Toplu İş Sözleşmesinin ilgili maddesi gereği THY’nin 2 tepe işveren vekilinin personeli hakkında asılsız ihbar ve isnatta bulundukları açık olan bu espiyonlar hakkında işlem yapmaları şart gibi görünüyor. Ne yazık ki 2 işveren vekili de şimdiye kadar hiç bir kurumda görülmediği üzere Hava-İş Sendikası ile iç içe çalışmalar sergiliyorlar. Tabii ki olgun yönetimler için ideal olan bu. Sen beni kolla, bende sen, mantığı olmadan ve camiayı sarartmadan. Her ne ise bu durumda ne işverenin Sendikadan ne de Sendikanın İşverenden böyle bir çirkinliği yapanların cezalandırılmalarını istemeyecekleri açık.
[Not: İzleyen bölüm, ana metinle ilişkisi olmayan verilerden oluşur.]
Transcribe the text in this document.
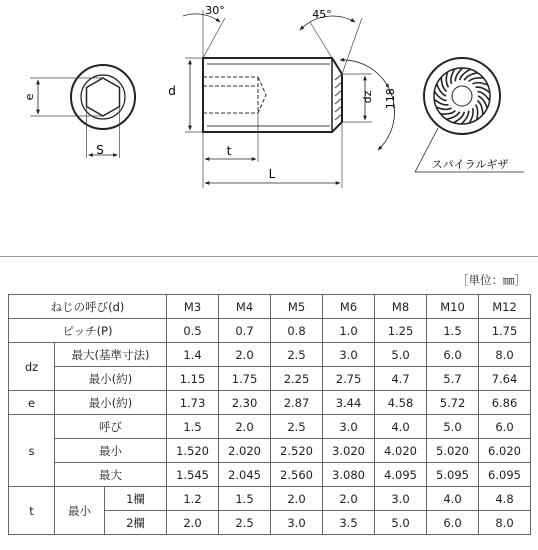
e
S
d
t
L
dz 118°
30°	45°
スパイラルギザ
［単位：㎜］
ねじの呼び(d)			M3	M4	M5	M6	M8	M10	M12
ピッチ(P)			0.5	0.7	0.8	1.0	1.25	1.5	1.75
dz	最大(基準寸法)		1.4	2.0	2.5	3.0	5.0	6.0	8.0
	最小(約)		1.15	1.75	2.25	2.75	4.7	5.7	7.64
e	最小(約)		1.73	2.30	2.87	3.44	4.58	5.72	6.86
s	呼び		1.5	2.0	2.5	3.0	4.0	5.0	6.0
	最小		1.520	2.020	2.520	3.020	4.020	5.020	6.020
	最大		1.545	2.045	2.560	3.080	4.095	5.095	6.095
t	最小	1欄	1.2	1.5	2.0	2.0	3.0	4.0	4.8
		2欄	2.0	2.5	3.0	3.5	5.0	6.0	8.0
Eğer; bu iki işveren vekili kendilerini yanıltan ( ? ) şahısları tespit edip ( ? ) cezalandırmazlar ise, bu konunun maddi ve manevi tüm sorumluluğu kendilerine ait olacaktır. Tabii ki Temel Kotil yerine bu çalışmayı yapmak şimdiki Genel Müdüre düşer. Bu kulakta kalsın ve geçelim.
4857 sayılı iş kanununun 25 maddesinin 2 .ci fıkrasının b bendinde işverenin haklı fesih hakkının uygulanma durumları “ Ahlak ve iyi niyet kurallarına uymayan haller ve benzerleri maddesinin: “b” bendi İşçinin, işveren yahut bunların aile üyelerinden birinin şeref ve namusuna dokunacak sözler sarf etmesi veya davranışlarda bulunması, yahut işveren hakkında şeref ve haysiyet kırıcı asılsız ihbar ve isnatlarda bulunması” şeklinde ifade edilmektedir. . Bu madde de her ne kadar bir işçinin diğer bir çalışana karşı maddede belirtilen davranışlarda bulunmasının müeyyidesi belirtilmemekte ise de Yargıtay içtihat kararlarında bu hususu bulabilmek mümkün. Evet, kanunun bu maddesi de sizi yanıltan değerli çalışanınıza / çalışanlarınıza uygulama durunda olduğunuz müeyyideyi belirtmektedir.
BU YÖNETİCİLER HUKUK DÜZENİNE NASIL ALIŞACAKLAR? THY tepelerinin hukuk düzenine uyması için belirli kanun maddeleri arasında sıkışmalarının gerektiği açık. Umursamadıkları o kanun maddelerinin bir gün onları ezercesine sıkışacağına yürekten inanıyor ve temenni ediyorum.. İnsani duygulardan ne denli uzak olduklarının herkes tarafından görülmesi için mağdur ettikleri insanlar ile birlikte dua ediyor, beterini diliyorum
Eminim ki o kafalar, kibirlerinden söyleyemezler ama şimdi yaptıklarına pişmandılar. Bana inanınız ki ileride daha da pişman olacaklar. Espiyonlar birer birer deşifre edilecek ve onların sırtlarını dayadığı yöneticiler ise rezil olacaklar. Bir kişi ortaya çıkınca gerisi çorap söküğü gibi döküleceklerdir.
Evet, tepedekiler özellikle dönemin Genel Müdürü ispiyoncuları tanıyorlar. Buna kesinlikle inanıyorum. TİS’ e ve İş kanunun ilgili maddesine, ahlaki ve insani teamüllere ve mağdurların İşe iade konusunda aldıkları Yargıtay kararı bu çalışanları suçlamalardan azade kılmıştır. Buna rağmen onları ispiyon ederek yönetimi bu gülünç duruma düşüren ahlaksızlar hakkında bir işlem yapılmaması, tepedekilerin bu insanlık dışı uygulamanın maddi manevi tüm sorumluluğunu bizzat üslenmeleri anlamına gelecektir. Tabii ki söz konusu ispiyonlara gerekli işlemi yapsalar bile, Dönemin Genel Müdürünün İcra Kuruluna teklif götüren şahıs olması, YK Başkanının da aynı zamanda İcra Kurulu Başkanı olması ve de teklifi onaylayan makamda bulunması nedeni ile zaten uygulamanın müteselsil sorumlusu oldukları açık. Yapılan bu işlemin ne denli ağır ve yıpratıcı olduğunu daha iyi anlamaları için aynı durumu kendi çocuklarının yaşaması temennisinde bulunmayı kendime yakıştıramıyorum.